No son mendigos ni ancianos dementes que deambulan las calles, la curva de edad es amplia y su comportamiento social se ajusta al patrón de vagabundos. Plantan su "campamento" y mantas percudidas en portales de arterias como la Avenida Carlos III, la Calzada de 10 de Octubre o la del Cerro. Allí intentan vender al transeúnte los más variopintos —y en su mayoría rotos— objetos.
Estos individuos todavía no tienen un "nombrete popular", pero algunas personas se refieren a ellos como "tarequeros". Muchos son originarios de otras provincias del país, casi todos provienen de barrios desfavorecidos, y no pocos exhiben señales evidentes de vivir bajo un alto consumo de bebidas alcohólicas.

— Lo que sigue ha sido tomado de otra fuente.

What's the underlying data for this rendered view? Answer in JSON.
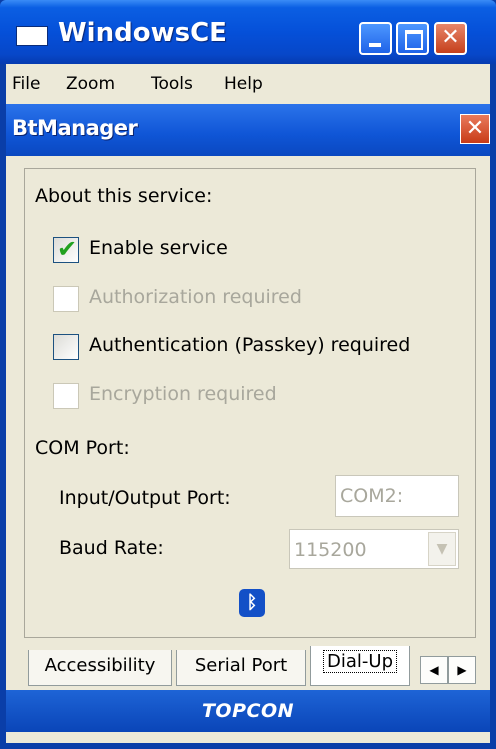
{
  "window": {
    "title": "WindowsCE",
    "minimize_icon": "minimize-icon",
    "maximize_icon": "maximize-icon",
    "close_glyph": "✕"
  },
  "menu": {
    "items": [
      "File",
      "Zoom",
      "Tools",
      "Help"
    ]
  },
  "dialog": {
    "title": "BtManager",
    "close_glyph": "✕"
  },
  "service": {
    "heading": "About this service:",
    "enable": {
      "label": "Enable service",
      "checked": true,
      "enabled": true
    },
    "authorization": {
      "label": "Authorization required",
      "checked": false,
      "enabled": false
    },
    "authentication": {
      "label": "Authentication (Passkey) required",
      "checked": false,
      "enabled": true
    },
    "encryption": {
      "label": "Encryption required",
      "checked": false,
      "enabled": false
    },
    "check_glyph": "✔"
  },
  "com_port": {
    "heading": "COM Port:",
    "io_label": "Input/Output Port:",
    "io_value": "COM2:",
    "baud_label": "Baud Rate:",
    "baud_value": "115200",
    "dropdown_glyph": "▼"
  },
  "bluetooth_glyph": "ᛒ",
  "tabs": {
    "items": [
      "Accessibility",
      "Serial Port",
      "Dial-Up"
    ],
    "active_index": 2,
    "left_arrow": "◀",
    "right_arrow": "▶"
  },
  "brand": {
    "text": "TOPCON"
  },
  "colors": {
    "titlebar": "#0550d9",
    "dialog_bg": "#ece9d8",
    "check_green": "#21a121",
    "disabled_text": "#a8a79c"
  }
}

"Lo que venden son tarecos que recogen de los basurales", dice Regina Ojeda, pero sin dejar de mirar varias esteras donde los tarequeros ofertan docenas de botones dispares, un walkman TDK, una plancha sin enchufe, grifos incompletos, una caja de puntillas oxidadas de todas las medidas, carcomidos adornos de yeso, una muñeca negra sin brazos, entre otros objetos.
"Recuerdan aquellos 'planes tareco' que organizaban los CDR y las empresas de materia prima, donde uno depositaba en un lugar indicado la trastería inservible que tuviese en su casa y luego venían camiones a llevarse todo aquello. Los tarequeros hacen lo mismo, recogen todo lo que bota la gente y lo ponen aquí, lo único que es para venderlo".
Vecinos y funcionarios de oficinas cercanas a los lugares donde los tarequeros exhiben sus "mercancías" se han quejado a las autoridades, argumentando que "son cuadrillas de vagos, afean y ocupan el entorno público y escandalizan cuando el grado de alcohol es alto".
Hortensia de la Vega, quien reside en las cercanías de la Casa de la Cultura del municipio 10 de Octubre, asegura que los trabajadores de la galería ubicada frente a esta institución "se han quejado miles de veces, porque estos sujetos ocupan todo el portal con la consecuente problemática".
"Pero lo único que sucede es que la Policía los amenaza con multarlos por escándalo público, o en ocasiones los conducen a la estación y los liberan horas después. Con toda esa tarequera inservible que venden se compran alcohol de dudosa calidad, ni siquiera alimentos. Siempre andan sucios y oliendo mal, son andrajosos y esa no es la cara que el país debe darle al mundo".
Los llamados tarequeros realmente se han vuelto virales, son casi como una tribu urbana que crece. Apenas tres años atrás eran unos pocos. Entonces eran casi siempre "los alcohólicos del barrio", hombres mayores que recogían lo que se encontraban tirado en las calles, se reunían en cualquier esquina y con la venta compraban ron de mala elaboración.
"Ahora son un tumulto que incluyen hasta mujeres y los he visto de 'veintipico' o treinta años de edad", comenta Belia Collazo, quien vive cerca de Carlos III.
"Al principio no llamaba la atención porque ver mendigos, indigentes o a los famosos buzos en las calles cubanas se ha vuelto natural. Pero ahora brotan, se multiplican, son estridentes y andrajosos. Lo que no me explico es para qué la gente compra los tarecos que venden. Por lo general son cosas inservibles, aunque es cierto que te encuentras algún objeto antiguo, como tenedores de alpaca o viejas placas de anuncios de Canada Dry o jabón Candado".
Daniel, director de arte en el teatro, dice que a él los tarequeros le "vienen como anillo al dedo".
"He realizado direcciones de arte y diseñado tramoyas y utilería con las cosas que les compro. Venden barato y te sorprendería los objetos que te puedes encontrar en sus mantas de venta. En sí mismos, ellos son una puesta en escena que relata la otra parte de una capital, de un país que se va a bolina. Además, conozco la anécdota de alguien que tiró a la basura un trasto viejo y, semanas después, le compró a los tarequeros un trasto semejante porque le hacía falta. Es que nunca sabes cuándo vas a necesitar un tareco en el país de los tarecos".
Al ser preguntado sobre por qué llevaba este tipo de vida, uno de los individuos, joven de apenas 28 años que "acampa" en el portal del antiguo cine Maravillas, en el Cerro, dejaba una respuesta sorprendente casi al mismo tiempo que le explicaba a una señora sesentona que aquel adorno que ella miraba mucho era "de biscuit".
"Trabajarle al Estado no tiene sentido, te morirías de hambre si intentas vivir con sus salarios".